From the posterior distribution of [math]\displaystyle{ \mu }[/math]:


[math]\displaystyle{ CL=\frac{\int_{0}^{\infty }\int_{-\infty }^{{{T}_{U}}-\sigma {{\Phi }^{-1}}(1-R)}L(\sigma ,\mu )\tfrac{1}{\sigma }d\mu d\sigma }{\int_{0}^{\infty }\int_{-\infty }^{\infty }L(\sigma ,\mu )\tfrac{1}{\sigma }d\mu d\sigma } }[/math]


The same method can be applied for one-sided lower bounds and two-sided bounds on time. 

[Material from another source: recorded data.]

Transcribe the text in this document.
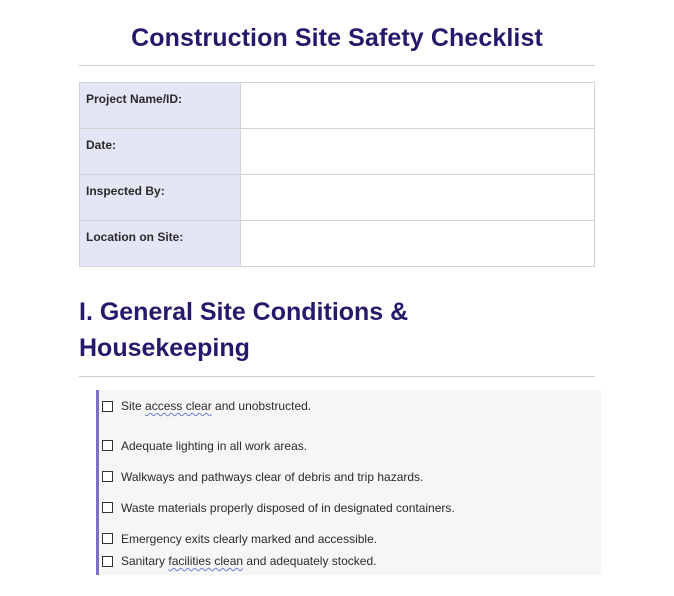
Construction Site Safety Checklist
Project Name/ID:	
Date:	
Inspected By:	
Location on Site:	
I. General Site Conditions & Housekeeping
Site access clear and unobstructed.
Adequate lighting in all work areas.
Walkways and pathways clear of debris and trip hazards.
Waste materials properly disposed of in designated containers.
Emergency exits clearly marked and accessible.
Sanitary facilities clean and adequately stocked.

Bounds on Reliability (Type 2)

The one-sided upper bound on reliability is:


[math]\displaystyle{ CL=\underset{}{\overset{}{\mathop{\Pr }}}\,(R\le {{R}_{U}})=\underset{}{\overset{}{\mathop{\Pr }}}\,(\mu \le T-\sigma {{\Phi }^{-1}}(1-{{R}_{U}})) }[/math]


From the posterior distribution of [math]\displaystyle{ \mu }[/math]:


[math]\displaystyle{ CL=\frac{\int_{0}^{\infty }\int_{-\infty }^{T-\sigma {{\Phi }^{-1}}(1-{{R}_{U}})}L(\sigma ,\mu )\tfrac{1}{\sigma }d\mu d\sigma }{\int_{0}^{\infty }\int_{-\infty }^{\infty }L(\sigma ,\mu )\tfrac{1}{\sigma }d\mu d\sigma } }[/math]


The same method can be used to calculate the one-sided lower bounds and the two-sided bounds on reliability.